Ever since Katrina devastated the city and the surrounding area at the end of August, there have been rumours and unconfirmed reports that a number of elderly patients stranded in some of the city's hospitals were "euthanised" by doctors or nurses in order to end their suffering.
But the Attorney General of Louisiana has now opened an investigation into allegations that range from abandonment of patients to euthanasia at a total of six hospitals and 13 nursing homes. At least 140 patients died at such facilities during the storm and in its aftermath.
A spokeswoman for the Attorney General, Kris Wartelle, said the 73 subpoenas issued to employees at the city's Memorial Medical Facility were for staff "who might know something about the case". More than 40 patients at the Memorial hospital, owned by the Texas-based Tenet Healthcare, died after floodwaters cut off power. Of those, at least 24 were in a long-term care centre which is run by a separate company.
The Memorial hospital has been at the centre of allegations since Bryant King, a contract doctor who worked there during the storm, told CNN that he had heard other medical staff discussing the option of euthanasia for those patients who had no chance of surviving. He said that he then saw the area cleared of everyone except for the patients, the hospital administrator and two doctors. After saying prayers, one of the doctors then produced a handful of syringes, said Dr King. "The only thing I heard the physician saying was, 'I'm going to give you something to make you feel better'," he said. At that point Dr King said he left the hospital.

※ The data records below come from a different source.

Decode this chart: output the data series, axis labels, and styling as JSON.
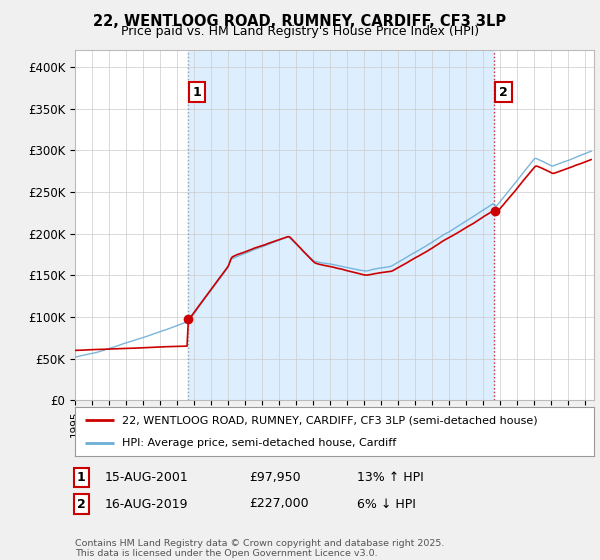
{
  "title": "22, WENTLOOG ROAD, RUMNEY, CARDIFF, CF3 3LP",
  "subtitle": "Price paid vs. HM Land Registry's House Price Index (HPI)",
  "ylabel_ticks": [
    "£0",
    "£50K",
    "£100K",
    "£150K",
    "£200K",
    "£250K",
    "£300K",
    "£350K",
    "£400K"
  ],
  "ytick_values": [
    0,
    50000,
    100000,
    150000,
    200000,
    250000,
    300000,
    350000,
    400000
  ],
  "ylim": [
    0,
    420000
  ],
  "xlim_start": 1995.0,
  "xlim_end": 2025.5,
  "sale1": {
    "date": "15-AUG-2001",
    "price": 97950,
    "label": "1",
    "year": 2001.625,
    "hpi_diff": "13% ↑ HPI"
  },
  "sale2": {
    "date": "16-AUG-2019",
    "price": 227000,
    "label": "2",
    "year": 2019.625,
    "hpi_diff": "6% ↓ HPI"
  },
  "legend_line1": "22, WENTLOOG ROAD, RUMNEY, CARDIFF, CF3 3LP (semi-detached house)",
  "legend_line2": "HPI: Average price, semi-detached house, Cardiff",
  "footer": "Contains HM Land Registry data © Crown copyright and database right 2025.\nThis data is licensed under the Open Government Licence v3.0.",
  "line_color_red": "#cc0000",
  "line_color_blue": "#6baed6",
  "shade_color": "#ddeeff",
  "vline1_color": "#888888",
  "vline2_color": "#cc0000",
  "annotation_box_color": "#cc0000",
  "bg_color": "#f0f0f0",
  "plot_bg_color": "#ffffff",
  "grid_color": "#cccccc"
}
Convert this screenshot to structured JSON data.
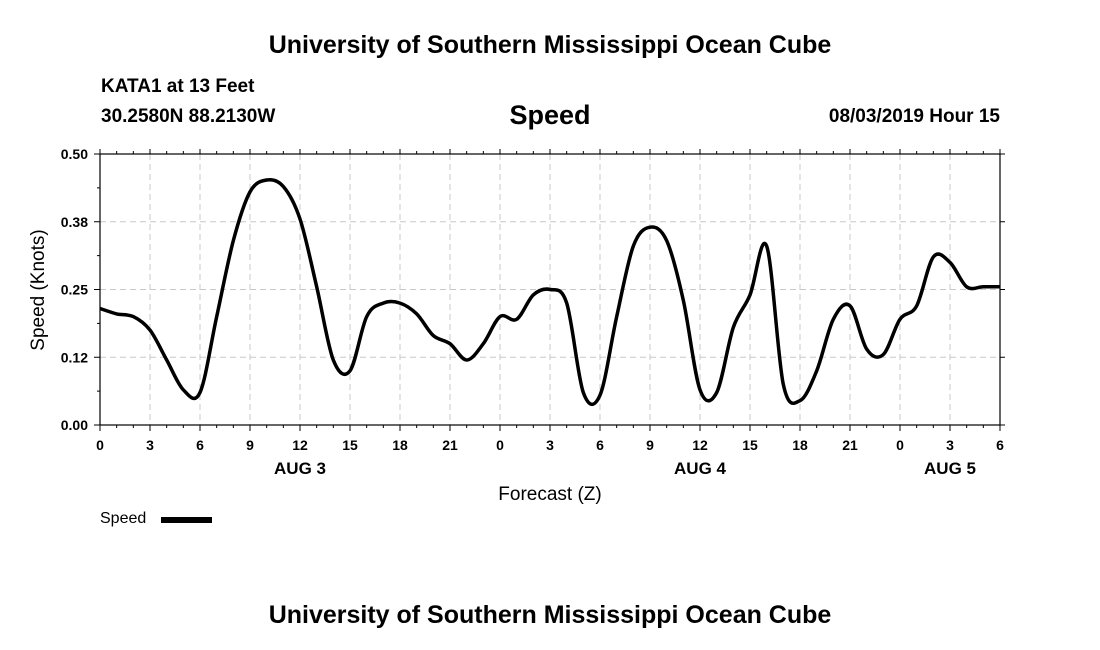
{
  "header": {
    "title": "University of Southern Mississippi Ocean Cube",
    "station": "KATA1 at 13 Feet",
    "coordinates": "30.2580N 88.2130W",
    "variable": "Speed",
    "timestamp": "08/03/2019 Hour 15"
  },
  "footer": {
    "title": "University of Southern Mississippi Ocean Cube"
  },
  "legend": {
    "label": "Speed"
  },
  "chart_data": {
    "type": "line",
    "title": "Speed",
    "xlabel": "Forecast (Z)",
    "ylabel": "Speed (Knots)",
    "ylim": [
      0,
      0.5
    ],
    "yticks": [
      "0.00",
      "0.12",
      "0.25",
      "0.38",
      "0.50"
    ],
    "xlim": [
      0,
      54
    ],
    "xticks": [
      "0",
      "3",
      "6",
      "9",
      "12",
      "15",
      "18",
      "21",
      "0",
      "3",
      "6",
      "9",
      "12",
      "15",
      "18",
      "21",
      "0",
      "3",
      "6"
    ],
    "date_labels": [
      {
        "label": "AUG 3",
        "hour": 12
      },
      {
        "label": "AUG 4",
        "hour": 36
      },
      {
        "label": "AUG 5",
        "hour": 51
      }
    ],
    "grid": true,
    "series": [
      {
        "name": "Speed",
        "x": [
          0,
          1,
          2,
          3,
          4,
          5,
          6,
          7,
          8,
          9,
          10,
          11,
          12,
          13,
          14,
          15,
          16,
          17,
          18,
          19,
          20,
          21,
          22,
          23,
          24,
          25,
          26,
          27,
          28,
          29,
          30,
          31,
          32,
          33,
          34,
          35,
          36,
          37,
          38,
          39,
          40,
          41,
          42,
          43,
          44,
          45,
          46,
          47,
          48,
          49,
          50,
          51,
          52,
          53,
          54
        ],
        "values": [
          0.215,
          0.205,
          0.2,
          0.175,
          0.12,
          0.065,
          0.06,
          0.2,
          0.34,
          0.43,
          0.452,
          0.44,
          0.38,
          0.255,
          0.12,
          0.1,
          0.2,
          0.225,
          0.225,
          0.205,
          0.165,
          0.15,
          0.12,
          0.15,
          0.2,
          0.195,
          0.24,
          0.25,
          0.225,
          0.06,
          0.055,
          0.2,
          0.33,
          0.365,
          0.34,
          0.23,
          0.065,
          0.06,
          0.18,
          0.24,
          0.33,
          0.075,
          0.045,
          0.1,
          0.195,
          0.22,
          0.14,
          0.13,
          0.195,
          0.22,
          0.31,
          0.3,
          0.255,
          0.255,
          0.255
        ]
      }
    ]
  }
}
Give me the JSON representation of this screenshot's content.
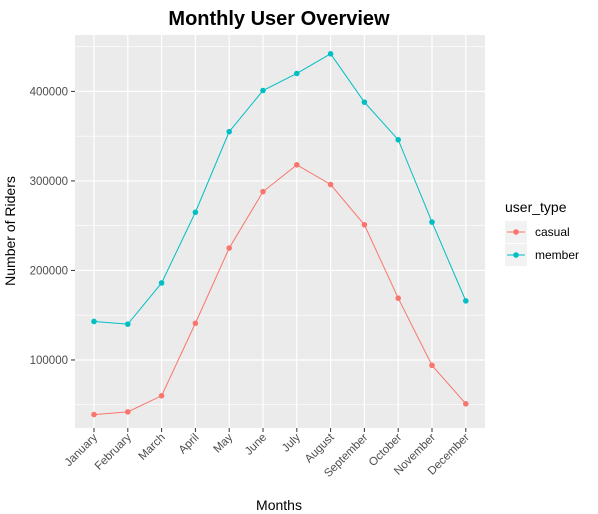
{
  "chart_data": {
    "type": "line",
    "title": "Monthly User Overview",
    "xlabel": "Months",
    "ylabel": "Number of Riders",
    "categories": [
      "January",
      "February",
      "March",
      "April",
      "May",
      "June",
      "July",
      "August",
      "September",
      "October",
      "November",
      "December"
    ],
    "series": [
      {
        "name": "casual",
        "color": "#F8766D",
        "values": [
          39000,
          42000,
          60000,
          141000,
          225000,
          288000,
          318000,
          296000,
          251000,
          169000,
          94000,
          51000
        ]
      },
      {
        "name": "member",
        "color": "#00BFC4",
        "values": [
          143000,
          140000,
          186000,
          265000,
          355000,
          401000,
          420000,
          442000,
          388000,
          346000,
          254000,
          166000
        ]
      }
    ],
    "ylim": [
      24000,
      463000
    ],
    "yticks": [
      100000,
      200000,
      300000,
      400000
    ],
    "ytick_labels": [
      "100000",
      "200000",
      "300000",
      "400000"
    ],
    "grid": true,
    "legend": {
      "title": "user_type",
      "position": "right"
    }
  }
}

Other doctors who were present have raised doubts about whether such mercy killings took place. Glenn Casey, the head of anaesthetics at Memorial hospital, told The Independent that he heard and saw nothing to make him suspect than patients were killed. "It was not discussed by any staff who were part of my team," he added. The parish coroner, Frank Minyard, has told reporters that investigators from the Attorney General's office believe that euthanasia may have been carried out. "They thought someone was going around injecting people with some sort of lethal medication," he said.
But Mr Minyard said that post- mortem examinations on the bodies of those patients who died had provided little insight because they had been so badly decomposed. "If they did not have a knife sticking in them or a bullet in the body, it's hard to pinpoint an exact cause," he said.
In a statement, Tenet Healthcare said: "We are co-operating with the Louisiana Attorney General's investigation of all patient deaths ... in New Orleans after the hurricane ... We are not commenting further because of the ongoing criminal investigation."